Question de Mme FILLEUL Martine (Nord - SOCR) publiée le 02/04/2020

Mme Martine Filleul interroge M. le ministre des solidarités et de la santé sur le risque de précarisation des infirmiers libéraux, compte tenu de la récente réforme de la tarification et des conséquences pour les patients.
La mise en application du bilan de soins infirmiers (BSI) qui remplace la démarche de soins infirmiers (DSI) a débuté le 1er janvier 2020 et sera généralisée progressivement jusqu'au 1er janvier 2023. Le 29 mars 2019, l'avenant n° 6 à la convention nationale des infirmiers libéraux a été signé en ce sens.

Les infirmiers libéraux sont rémunérés selon un forfait journalier qui se répartit en trois niveaux : léger, intermédiaire et lourd. Le forfait lourd ne s'élève qu'à 28,70 euros par jour contre 31,80 euros par jour pour la part maximale du forfait d'actes de soins infirmiers (AIS), alors même que ce dernier n'a pas été revalorisé depuis plus de dix ans en dépit de l'augmentation des charges. Par ailleurs, l'algorithme géré par la caisse national d'assurance maladie (CNAM) qui classe la prise en charge du patient dans l'une de ces trois catégories est source d'inquiétude pour ces professionnels : des patients qui, dans l'ancien système, auraient nécessité une prise en charge lourde se voient dans le nouveau classement passer dans le forfait intermédiaire. Les infirmiers redoutent un nivellement par le bas des prises en charge des patients.

Ensuite, l'indemnité kilométrique a été limitée à 299 kilomètres par jour à un taux plein de 0,5 euros par kilomètre, avec un abattement de 50 % entre 300 et 400 kilomètres par jour, et de 100 % au-delà. L'isolement des patients dans des zones rurales peu denses et mal desservies aboutit à imposer aux infirmiers libéraux une prise en charge quasi gracieuse de ces patients, les indemnités kilométriques ne couvrant pas les frais réels de déplacement.
Cet écart de rémunération de 3,10 euros par jour et par patient combiné à la limitation du nombre de kilomètres facturables peut aboutir à une baisse de 10 % à 15 % du chiffre d'affaires des infirmiers libéraux.

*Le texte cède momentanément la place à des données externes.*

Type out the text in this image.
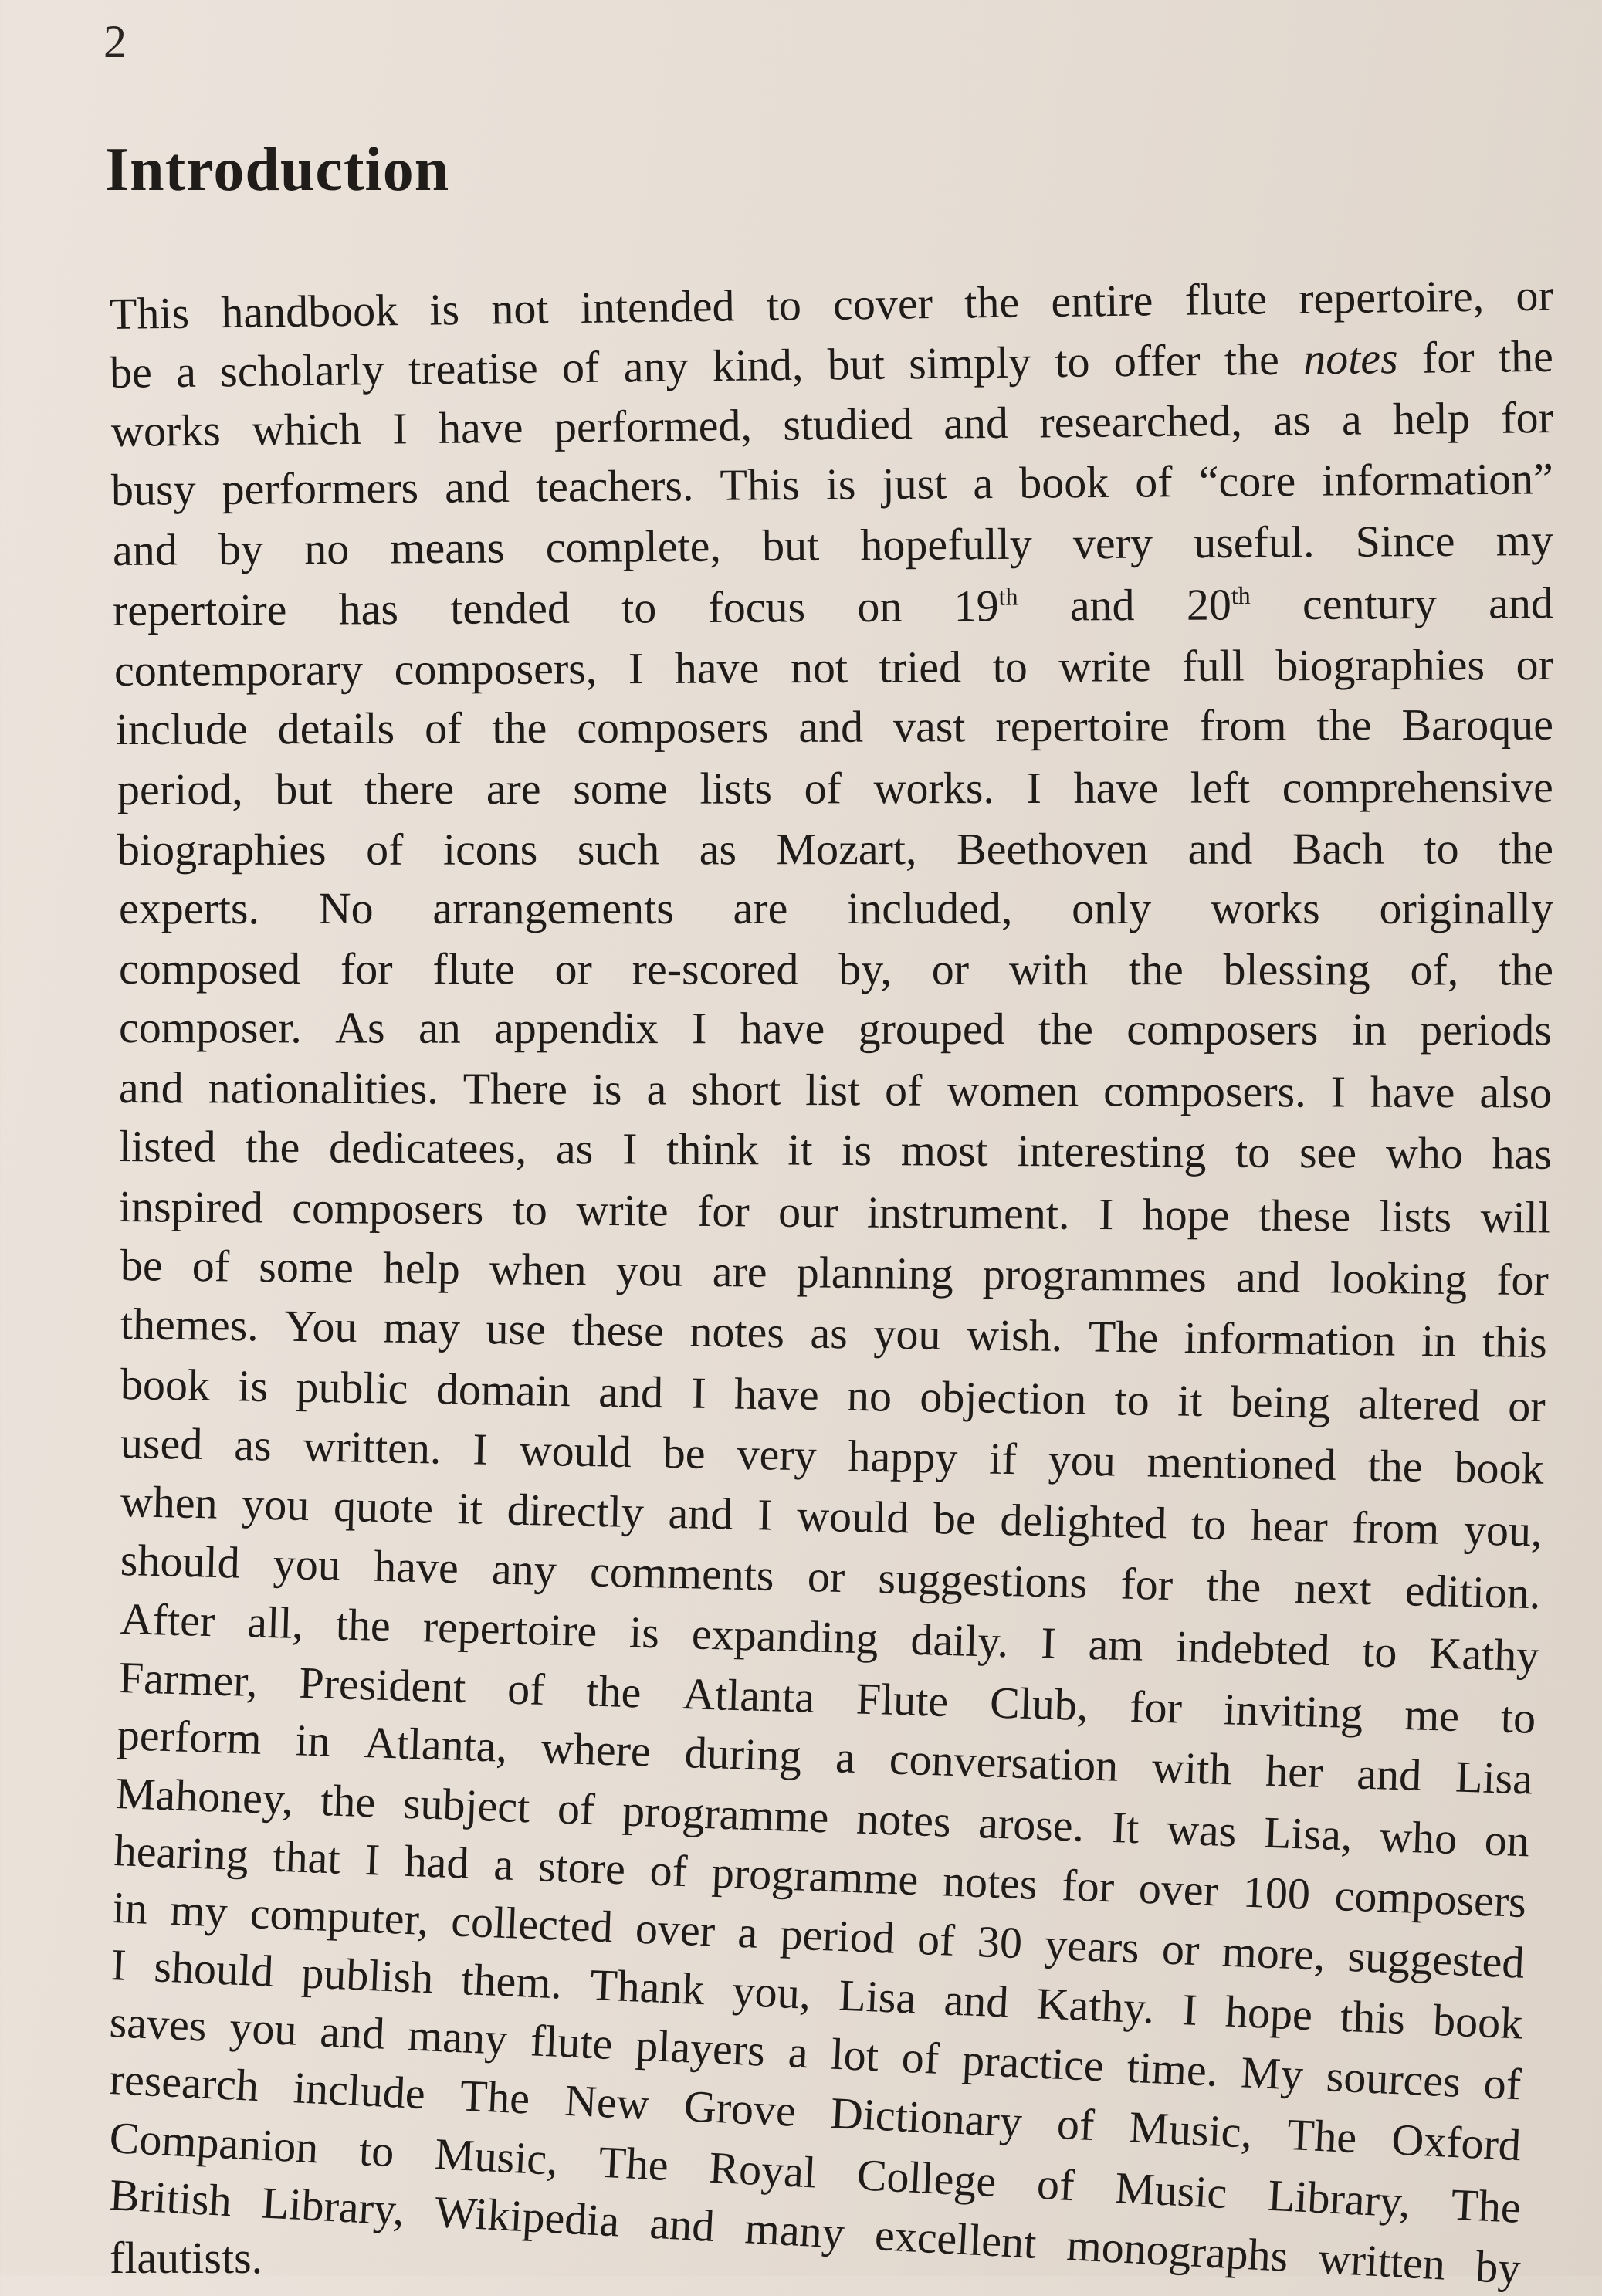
2
Introduction
This handbook is not intended to cover the entire flute repertoire, or
be a scholarly treatise of any kind, but simply to offer the notes for the
works which I have performed, studied and researched, as a help for
busy performers and teachers. This is just a book of “core information”
and by no means complete, but hopefully very useful. Since my
repertoire has tended to focus on 19th and 20th century and
contemporary composers, I have not tried to write full biographies or
include details of the composers and vast repertoire from the Baroque
period, but there are some lists of works. I have left comprehensive
biographies of icons such as Mozart, Beethoven and Bach to the
experts. No arrangements are included, only works originally
composed for flute or re-scored by, or with the blessing of, the
composer. As an appendix I have grouped the composers in periods
and nationalities. There is a short list of women composers. I have also
listed the dedicatees, as I think it is most interesting to see who has
inspired composers to write for our instrument. I hope these lists will
be of some help when you are planning programmes and looking for
themes. You may use these notes as you wish. The information in this
book is public domain and I have no objection to it being altered or
used as written. I would be very happy if you mentioned the book
when you quote it directly and I would be delighted to hear from you,
should you have any comments or suggestions for the next edition.
After all, the repertoire is expanding daily. I am indebted to Kathy
Farmer, President of the Atlanta Flute Club, for inviting me to
perform in Atlanta, where during a conversation with her and Lisa
Mahoney, the subject of programme notes arose. It was Lisa, who on
hearing that I had a store of programme notes for over 100 composers
in my computer, collected over a period of 30 years or more, suggested
I should publish them. Thank you, Lisa and Kathy. I hope this book
saves you and many flute players a lot of practice time. My sources of
research include The New Grove Dictionary of Music, The Oxford
Companion to Music, The Royal College of Music Library, The
British Library, Wikipedia and many excellent monographs written by
flautists.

À cela s'ajoutent d'autres problématiques : insuffisance des critères de majoration, absence des soins de nuit entre 23 heures et 5 heures ou du dimanche ; le versement entier du forfait BSI à un seul infirmier…

Ce n'est pas non plus sans conséquence pour les patients, puisque les infirmiers vont devoir essayer de diminuer le temps qu'ils accordent à chacun d'entre eux car le temps nécessaire pour réaliser l'acte n'est plus pris en compte. Cette logique de rentabilité pourra conduire les infirmiers, contre l'éthique même de leur profession, à délaisser certains patients qui ne sont pas « rentables » et à abandonner leur rôle de créateur de lien social qui est important a fortiori dans les zones rurales.

Face aux difficultés d'accès aux soins adaptés pour les personnes dépendantes, isolées ou en situation de handicap, et alors que cette profession est en première ligne dans la lutte contre l'épidémie du coronavirus, elle lui demande quelles mesures le Gouvernement compte prendre pour répondre à cette situation.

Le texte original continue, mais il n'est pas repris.